Date of Award
Bachelor of Business Honours
School of Business
Faculty of Business
Public subsidisation of child care has increased steadily over it's 20 year history, corresponding with increases in the rate of labour force participation of mothers. This research seeks to determine if labour force participation is driven by provision of child care or if the supply of child care is driven by demand of Mothers participating in the labour force. Much of the Australian research of mothers' labour force participation does not take account for the provision or use of child care, yet all find the presence of children in the family as having a major impact on the labour force decisions of mothers (Rosa, 1986; Beggs & Chapman, 1988; Rosa & Saunders, 1993). In her 1993 study Corbett found
Evidence supporting participation being driven by child care provision. This Research is guided by Corbett's study, seeking to confirm her results and search for differences in this relationship between child care and full- and part-time participation. The labour force participation of mothers is analysed as part-time and full-time participation to differentiate between the characteristics of these two groups of mothers identified in previous studies (Ross. 1986; Beggs & Chapman, 1988; Ross & Saunders. 1993).
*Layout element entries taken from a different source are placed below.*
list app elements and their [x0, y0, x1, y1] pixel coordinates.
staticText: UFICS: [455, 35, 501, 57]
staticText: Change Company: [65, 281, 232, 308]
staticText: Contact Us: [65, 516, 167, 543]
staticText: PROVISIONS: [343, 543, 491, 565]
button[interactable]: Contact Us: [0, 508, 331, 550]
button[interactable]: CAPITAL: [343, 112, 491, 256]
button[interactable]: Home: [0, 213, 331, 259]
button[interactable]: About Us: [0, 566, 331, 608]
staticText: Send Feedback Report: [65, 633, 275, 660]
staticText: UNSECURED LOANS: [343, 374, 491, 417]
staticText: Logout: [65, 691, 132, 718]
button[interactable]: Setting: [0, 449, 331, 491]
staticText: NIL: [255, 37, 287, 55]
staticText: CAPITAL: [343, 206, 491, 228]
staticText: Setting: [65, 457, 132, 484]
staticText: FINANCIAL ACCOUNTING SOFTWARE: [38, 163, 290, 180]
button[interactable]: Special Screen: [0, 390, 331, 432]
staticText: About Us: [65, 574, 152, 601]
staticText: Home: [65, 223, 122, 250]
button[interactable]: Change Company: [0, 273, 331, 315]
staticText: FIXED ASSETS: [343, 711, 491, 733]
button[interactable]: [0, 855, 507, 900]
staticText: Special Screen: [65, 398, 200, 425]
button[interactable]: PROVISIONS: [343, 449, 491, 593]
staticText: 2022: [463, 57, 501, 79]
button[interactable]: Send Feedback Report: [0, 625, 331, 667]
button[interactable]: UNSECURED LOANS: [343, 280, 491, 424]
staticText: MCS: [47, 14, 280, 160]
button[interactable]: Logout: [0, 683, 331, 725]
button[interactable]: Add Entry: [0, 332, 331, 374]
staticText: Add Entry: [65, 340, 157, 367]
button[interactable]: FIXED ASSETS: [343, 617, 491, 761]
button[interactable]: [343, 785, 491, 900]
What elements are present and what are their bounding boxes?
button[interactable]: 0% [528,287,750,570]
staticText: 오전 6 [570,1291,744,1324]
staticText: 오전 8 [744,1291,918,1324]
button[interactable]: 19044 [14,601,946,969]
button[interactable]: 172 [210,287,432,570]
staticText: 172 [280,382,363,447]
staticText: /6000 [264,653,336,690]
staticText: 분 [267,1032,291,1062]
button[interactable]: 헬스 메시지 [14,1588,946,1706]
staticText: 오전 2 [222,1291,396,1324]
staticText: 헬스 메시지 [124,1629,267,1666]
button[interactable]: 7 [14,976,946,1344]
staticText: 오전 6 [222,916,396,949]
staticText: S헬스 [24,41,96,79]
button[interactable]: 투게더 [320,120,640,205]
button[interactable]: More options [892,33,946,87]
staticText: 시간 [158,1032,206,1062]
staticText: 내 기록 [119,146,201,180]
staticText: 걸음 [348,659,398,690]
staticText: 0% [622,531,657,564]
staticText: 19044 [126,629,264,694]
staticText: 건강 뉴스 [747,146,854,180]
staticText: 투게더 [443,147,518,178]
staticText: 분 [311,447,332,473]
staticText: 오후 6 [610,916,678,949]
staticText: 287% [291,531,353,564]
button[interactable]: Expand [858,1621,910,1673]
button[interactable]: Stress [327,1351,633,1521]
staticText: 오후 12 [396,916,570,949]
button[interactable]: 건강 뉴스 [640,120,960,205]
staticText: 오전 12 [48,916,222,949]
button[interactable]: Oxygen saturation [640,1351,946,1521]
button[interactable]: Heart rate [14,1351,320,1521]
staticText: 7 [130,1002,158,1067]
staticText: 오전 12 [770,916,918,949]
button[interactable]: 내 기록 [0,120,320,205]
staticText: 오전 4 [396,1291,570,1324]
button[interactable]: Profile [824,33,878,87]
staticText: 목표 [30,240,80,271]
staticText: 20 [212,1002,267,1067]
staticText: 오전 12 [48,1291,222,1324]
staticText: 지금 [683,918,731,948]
Time series analysis of labour market participation for mothers was conducted using child care supply as an explanatory variable and of child care demand using labour market participation as an explanatory variable. Results do not confirm Corbett’s (1993) findings of a relationship favouring child care driven participation. This research finds equal evidence of support for both relationships, with mothers’ part-time participation being a more significant variable than full-time participation in both relationships.